Según los sauditas, esta medida reflejaba el temor a que el grupo islamista chiíta Hezbollah –aliado a Irán- tome represalias contra sus ciudadanos, donde la milicia tiene un dominio político y militar abrumador. De hecho, fue Hezbollah quien acusó a Arabia Saudita de obligar al primer ministro libanés a renunciar, aunque pidió calma para contener la crisis desencadenada por su renuncia. Sin embargo, con el poder iraní ganando terreno en Irak y Siria –ya prácticamente libres de ISIS-, y Riad empantanado en una guerra con grupos hutíes aliados a Irán en Yemen, el nuevo enfoque saudí parece contemplar la desestabilización del Líbano y atacar el ascendente iraní allí.
“Los sauditas parecen haber decidido que la mejor manera de enfrentar a Irán es comenzar en el Líbano”, dijo un diplomático europeo esta semana a la agencia Reuters. De hecho, hasta ahora la lucha regional se había desarrollado en Siria, donde años de inversiones sauditas en grupos rebeldes que combatían al presidente Bashar al-Assad no pudieron resistir la intervención militar directa de Irán y Hezbollah (y Rusia, claro está). Y en Irak, las milicias respaldadas por Teherán y los comandantes iraníes fueron tan efectivas como el ejército iraquí apoyado por EE.UU., ambos fundamentales para recuperar ciudades bajo dominio del Estado Islámico.
El entusiasmo iraní por sus victorias militares llevó al alto mando Ali Akbar Velayati a pregonar el éxito de su alianza regional desde Beirut, declarando victorias en Irak, Siria y Líbano luego de una reunión con Saad Hariri. Pero su declaración a los medios fue vista como una gran provocación para Arabia Saudita, la potencia regional sunita con la que se está enfrentando. Según el analista David Ignatius, de continuar esta escalada “Arabia Saudita se arriesga a cometer el pecado original de la política moderna del Medio Oriente: luchar sus guerras regionales en Líbano e impulsar a ese frágil país una vez más hacia la guerra civil”.

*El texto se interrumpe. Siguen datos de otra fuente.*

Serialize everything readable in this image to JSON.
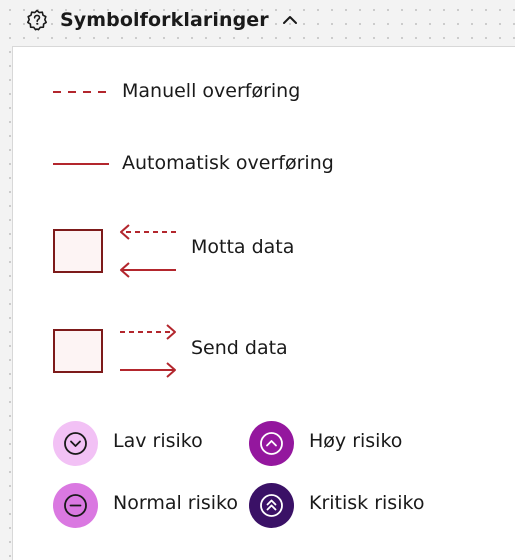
{
  "header": {
    "title": "Symbolforklaringer",
    "help_icon": "question-gear-icon",
    "toggle_icon": "chevron-up-icon"
  },
  "legend": {
    "lines": [
      {
        "label": "Manuell overføring",
        "style": "dashed"
      },
      {
        "label": "Automatisk overføring",
        "style": "solid"
      }
    ],
    "boxes": [
      {
        "label": "Motta data",
        "direction": "incoming"
      },
      {
        "label": "Send data",
        "direction": "outgoing"
      }
    ],
    "risks": [
      {
        "label": "Lav risiko",
        "color": "#f2c1f5",
        "icon": "chevron-down-circle-icon"
      },
      {
        "label": "Høy risiko",
        "color": "#94179e",
        "icon": "chevron-up-circle-icon"
      },
      {
        "label": "Normal risiko",
        "color": "#da78e1",
        "icon": "minus-circle-icon"
      },
      {
        "label": "Kritisk risiko",
        "color": "#3a1166",
        "icon": "double-chevron-up-circle-icon"
      }
    ]
  },
  "colors": {
    "line": "#b3262d",
    "box_border": "#7d1a1a",
    "box_fill": "#fdf4f4"
  }
}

Finalmente, surgió otra variable preocupante, según lo publicado por el analista David B. Shapiro en el diario israelí Haaretz. Según éste, “es plausible que los sauditas intenten crear el contexto para una forma diferente de confrontar a Irán en el Líbano: una guerra Israel-Hezbollah”, donde el grupo islamista utilice este enfrentamiento para consolidar el apoyo libanés a su domino luego del vacío que creó la renuncia de Hariri. Sin embargo, dice Shapiro, “los líderes israelíes querrán tener cuidado de no verse involucrados en una confrontación prematura por las maniobras de sus aliados que se sientan en Riad”. De lo contrario, el resultado puede ser catastrófico.